Leaving the moor, a fairly short walk takes you through Staines itself to the Thames. Walking upstream along the Thames Path, TS Eliot’s description of the river – ‘a strong brown god – sullen, untamed and intractable’ – seems incongruous; this is the river of Kenneth Grahame’s imagining, a river of trailing willows and sentry alders beyond the reach of the treacherous tides of the Thames’s lower reaches, a river where ‘there is nothing – absolutely nothing – half so much worth doing as simply messing about in boats’ and where, when the water breathes mist in the early morning, it really would be little surprise to meet the Piper at the gates of dawn.

Grahame, author of  The Wind in the Willows, lived as a child and again in retirement upstream, and the river, ‘this sleek, sinuous, full-bodied animal’ was his passion.

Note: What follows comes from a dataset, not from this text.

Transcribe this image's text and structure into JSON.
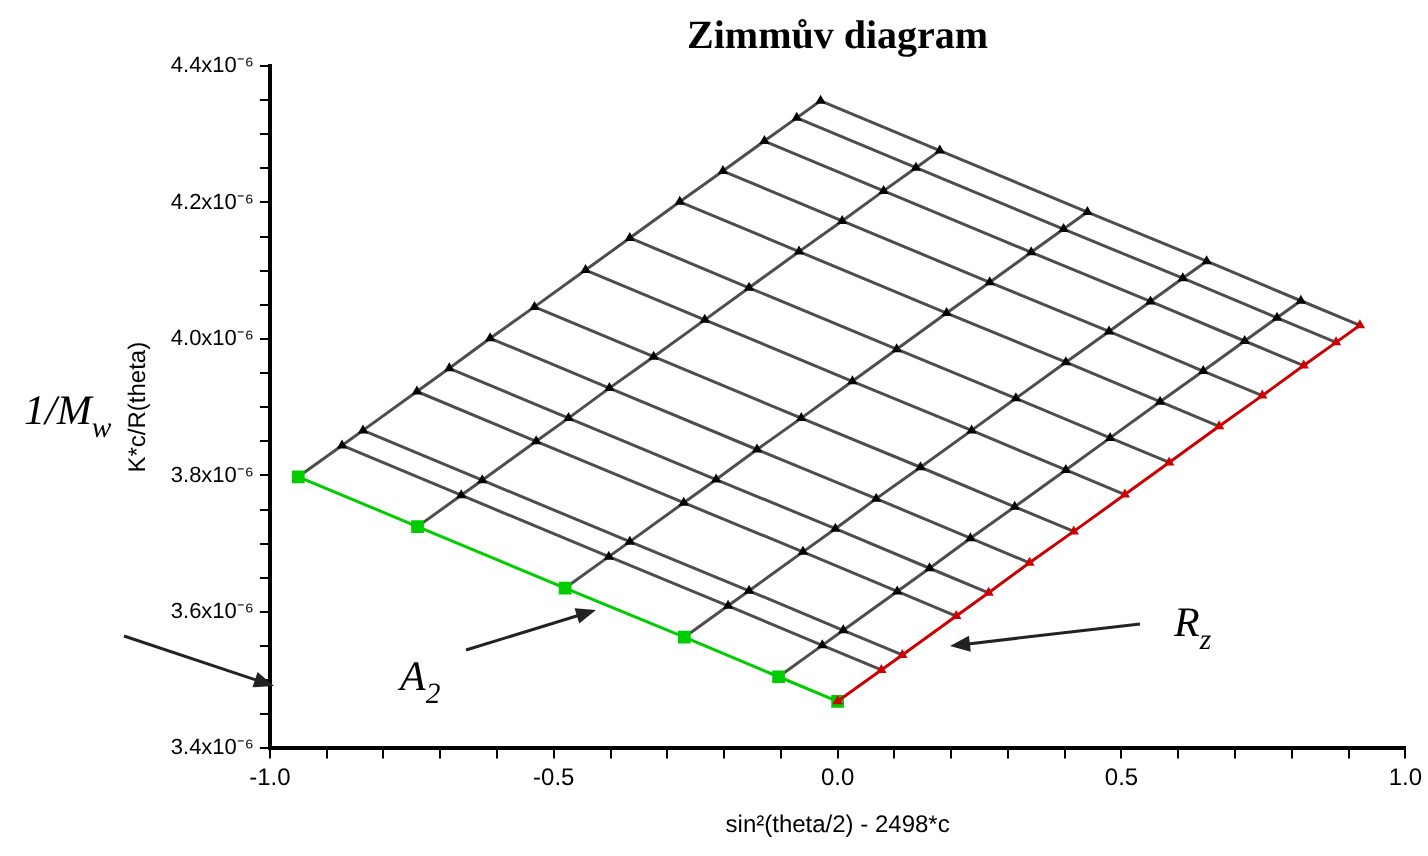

Mole, emerging from his hole and seeing the river for the first time, is entranced, sitting on the bank ‘while the river still chattered on to him, a babbling procession of the best stories in the world, sent from the heart of the earth to be told at last to the insatiable sea’; the walker pacing the miles to Windsor may have little time to sit, but do listen to the river music.

The Edwardian radical John Burns coined the description of the river as ‘liquid history’ (in rejoinder to an American who compared the Thames unfavourably to the Mississippi, Burns said, ‘The St Lawrence is water, the Mississippi is muddy water, but the Thames is liquid history’). Nowhere is this more obvious than at Runnymede, the riverside meadow where King John signed, under pressure, the Great Charter – or Magna Carta – that the king’s will be not arbitrary but bound by law. So ‘no free man shall be taken, imprisoned, outlawed, banished or in anyway destroyed, nor will we proceed against him and prosecute him, except by lawful judgement of his equals and by the law of the land’. Much of England’s later law flows from this charter.

On the hill overlooking Runnymede is the Air Forces Memorial, commemorating and listing the 20,456 air men and women lost during World War II who have no known grave. Also heading uphill, past the John F Kennedy Memorial, the walk passes some of the biggest mansions in the country on Bishopsgate Road before entering Windsor Great Park. The park itself was once a forest, of much greater extent than today, that William I took as hunting grounds for the stronghold he built at Windsor to guard the river. The first written mention of Herne the Hunter associates the horned rider with the forest; in The Merry Wives of Windsor, Shakespeare writes, ‘There is an old tale goes that Herne the hunter, Sometime a keeper here in Windsor forest, Doth all the winter-time, at still midnight, Walk round about an oak, with great ragg’d horns’. Today, the horns more often belong to the deer that inhabit the enclosed deer park. The Long Walk was laid out by Charles II and has been marked out by elm, oak, horse chestnut and London plane trees. As straight as any runway, the Long Walk makes a fitting end to your own long walk from the 21st-century hustle of Heathrow Airport to the medieval calm of Windsor.